Hatta mengatakan, sejauh ini proyek PLTU Batang sedang menunggu keluarnya pinjaman bank atau financial closing pada Oktober mendatang. Selain itu, proyek ini juga sedang menunggu keluarnya izin akses dari pemerintah daerah.
Menurutnya, izin akses diperlukan guna memuluskan rencana pembangunan infrastruktur ke lokasi proyek. Ia berharap, keluarnya izin akses juga diikuti keluarnya izin Analisis Mengenai Dampak Lingkungan (Amdal).

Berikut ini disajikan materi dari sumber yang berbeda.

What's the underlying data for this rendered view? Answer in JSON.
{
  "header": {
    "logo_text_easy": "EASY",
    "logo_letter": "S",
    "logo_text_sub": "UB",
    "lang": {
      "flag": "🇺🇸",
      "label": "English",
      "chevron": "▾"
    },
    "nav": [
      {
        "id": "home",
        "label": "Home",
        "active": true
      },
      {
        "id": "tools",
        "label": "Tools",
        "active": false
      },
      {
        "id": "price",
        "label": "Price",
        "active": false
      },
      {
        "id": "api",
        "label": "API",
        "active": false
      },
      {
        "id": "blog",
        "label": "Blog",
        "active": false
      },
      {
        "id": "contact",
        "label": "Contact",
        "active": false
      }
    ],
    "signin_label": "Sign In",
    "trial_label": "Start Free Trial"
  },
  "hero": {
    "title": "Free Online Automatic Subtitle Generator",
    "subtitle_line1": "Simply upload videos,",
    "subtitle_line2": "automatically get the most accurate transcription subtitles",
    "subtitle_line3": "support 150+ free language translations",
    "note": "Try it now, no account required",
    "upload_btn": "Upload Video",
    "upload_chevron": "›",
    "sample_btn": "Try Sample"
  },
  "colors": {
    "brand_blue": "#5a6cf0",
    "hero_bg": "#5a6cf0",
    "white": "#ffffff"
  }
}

Gubernur Jawa Tengah Bibit Waluyo mengatakan, izin akses akan dikoordinasikan dengan Bupati Batang dalam dua bulan ke depan. Saat ini, Gubernur bersama Bupati Batang tengah mengevaluasi dan mempersiapkan berkas-berkas yang dibutuhkan.
Bibit memasang target, pembangunan atau groundbreaking PLTU Batang akan dimulai pada 13 Oktober 2013. Ini lantaran telah disepakatinya upaya koordinasi antara pemerintah pusat, pemerintah daerah, PLN serta kontraktor dalam pembangunan proyek tersebut.
Direktur Utama PT Perusahaan Listrik Negara (Persero), Nur Pamudji menjelaskan, nantinya listrik dari PLTU Batang akan masuk dalam sistem kelistrikan Jawa-Bali. PLN akan membeli listrik tersebut dari PT Bimasena Power Indonesia (BPI) dengan harga US$ 5,71 sen per kilowatt-hour (kWh).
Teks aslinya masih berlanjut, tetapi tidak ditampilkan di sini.